What must you NOT do?

  • No last-minute explanations. Anything which is essential to the ‘solution’ of a crime must have already appeared (well hidden, maybe) earlier in your story. This includes characters; they must not be pulled like rabbits out of a hat.
  • No last minute rescues; the final scenes are too late for such drama.
  • No tricks or gimmicky endings. Having won the trust of your reader, don’t cheat them in the final pages.
  • No lengthy explanations in the run up to the finale. Everything should already be in place so you simply need to light the blue fuse paper and stand clear.
  • No loose ends. If you planted questions in the mind of the reader, these must have been answered before the book is closed. If you have a sequel in mind, maybe the main character decides some questions are best left to be addressed another day.
  • No change of tack – stick to your ‘voice’ throughout.

How will the reader feel as they close your book?

There is no universal requirement! Any of these reactions could hit the spot.

  • Smiling, laughing, feeling happy? Well done for creating the ‘aah’ factor.
  • Crying, upset? That’s okay too. That’s how life is sometime (a lot of the time?)
  • Better informed? Excellent!
  • Likely to behave differently in the future? Double edged sword …

Here are two of my favourite endings (SPOILER ALERT!).

  • ‘Us’ by David Nichols:
    The end of the penultimate chapter reads: I did something that I’d been privately contemplating for some time.

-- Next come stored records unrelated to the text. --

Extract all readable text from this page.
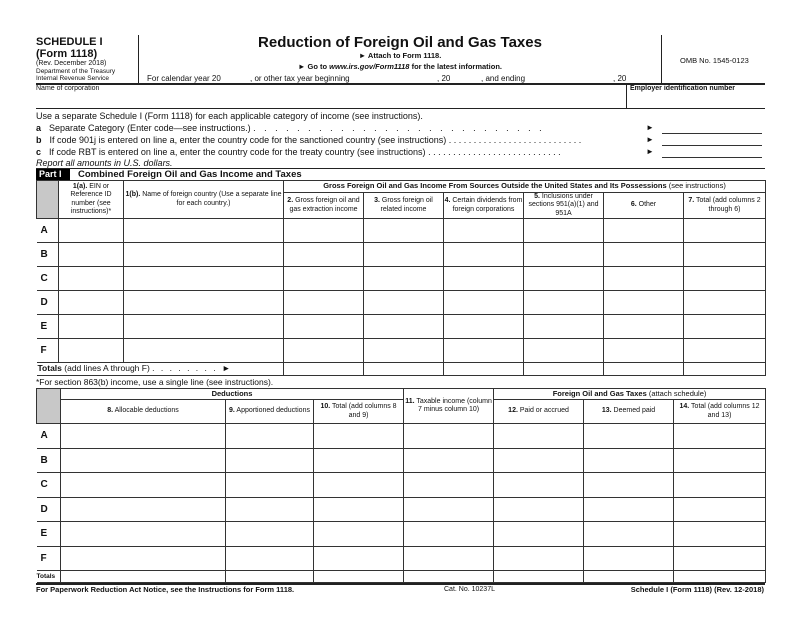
SCHEDULE I
(Form 1118)
(Rev. December 2018)
Department of the Treasury
Internal Revenue Service
Reduction of Foreign Oil and Gas Taxes
► Attach to Form 1118.
► Go to www.irs.gov/Form1118 for the latest information.
For calendar year 20	, or other tax year beginning	, 20	, and ending	, 20
OMB No. 1545-0123
Name of corporation	Employer identification number
Use a separate Schedule I (Form 1118) for each applicable category of income (see instructions).
a Separate Category (Enter code—see instructions.) . . . . . . . . . . . . . . . . . . . . . . . . . . .	►
b If code 901j is entered on line a, enter the country code for the sanctioned country (see instructions) . . . . . . . . . . . . . . . . . . . . . . . . . . .	►
c If code RBT is entered on line a, enter the country code for the treaty country (see instructions) . . . . . . . . . . . . . . . . . . . . . . . . . . .	►
Report all amounts in U.S. dollars.
Part I	Combined Foreign Oil and Gas Income and Taxes
	1(a). EIN or Reference ID number (see instructions)*	1(b). Name of foreign country (Use a separate line for each country.)	Gross Foreign Oil and Gas Income From Sources Outside the United States and Its Possessions (see instructions)					
			2. Gross foreign oil and gas extraction income	3. Gross foreign oil related income	4. Certain dividends from foreign corporations	5. Inclusions under sections 951(a)(1) and 951A	6. Other	7. Total (add columns 2 through 6)
A								
B								
C								
D								
E								
F								
Totals (add lines A through F) . . . . . . . . ►								
*For section 863(b) income, use a single line (see instructions).
	Deductions			11. Taxable income (column 7 minus column 10)	Foreign Oil and Gas Taxes (attach schedule)		
	8. Allocable deductions	9. Apportioned deductions	10. Total (add columns 8 and 9)		12. Paid or accrued	13. Deemed paid	14. Total (add columns 12 and 13)
A							
B							
C							
D							
E							
F							
Totals							
For Paperwork Reduction Act Notice, see the Instructions for Form 1118.	Cat. No. 10237L	Schedule I (Form 1118) (Rev. 12-2018)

I sat at my computer, opened a new window and I typed the following words …
    The final chapter reads: freja kristensen dentist copenhagen
    Having been to hell and back on a grand tour with a wife who has announced she has decided she might leave him after this expensive trip, and with a wayward son and other weird folk, Douglas makes a life-changing decision – to accept the collapse of his marriage, and to seek a new relationship with Freya, a lady with whom he had a close encounter somewhere is the middle of the book. Yes!
  • ‘Life After Life’ by Kate Atkinson
    The final few lines of the final short chapter are an exchange between Mrs Haddock, a midwife, and the landlord of the Blue Lion.
    ‘You should see the snow,’ the landlord said, leaning across the great polished depth of the brass bar counter. ‘We could be stuck here for days.’
    ‘You may as well have another tot of rum. You won’t be going anywhere in a hurry tonight.’
    The date in the title for this final chapter – 11 February 1910 – is the same as that of the first chapters of the two Snow sections at the very start of the book. In the first, a child dies at birth for lack of medical assistance; in the second, a child is saved by Dr Fellowes, without the help of the delayed Mrs Haddock. These two parallel tales introduce the concept of ‘life after life’ and the final chapter ties up the loose end of the whereabouts of Mrs Haddock.

TIP #1: If you feel you still need the words THE END after your ending, to tell the reader it really is over, then you’ll need to rethink your ending. Delete the words ‘THE END’.

TIP #2: Having (re)written your ending and feeling pretty okay about it, try deleting words / sentences / paragraphs from the tail end. Cut it shorter. It might be an improvement.

TIP #3: Having polished one ending, write another half dozen … try each of them out on your beta readers.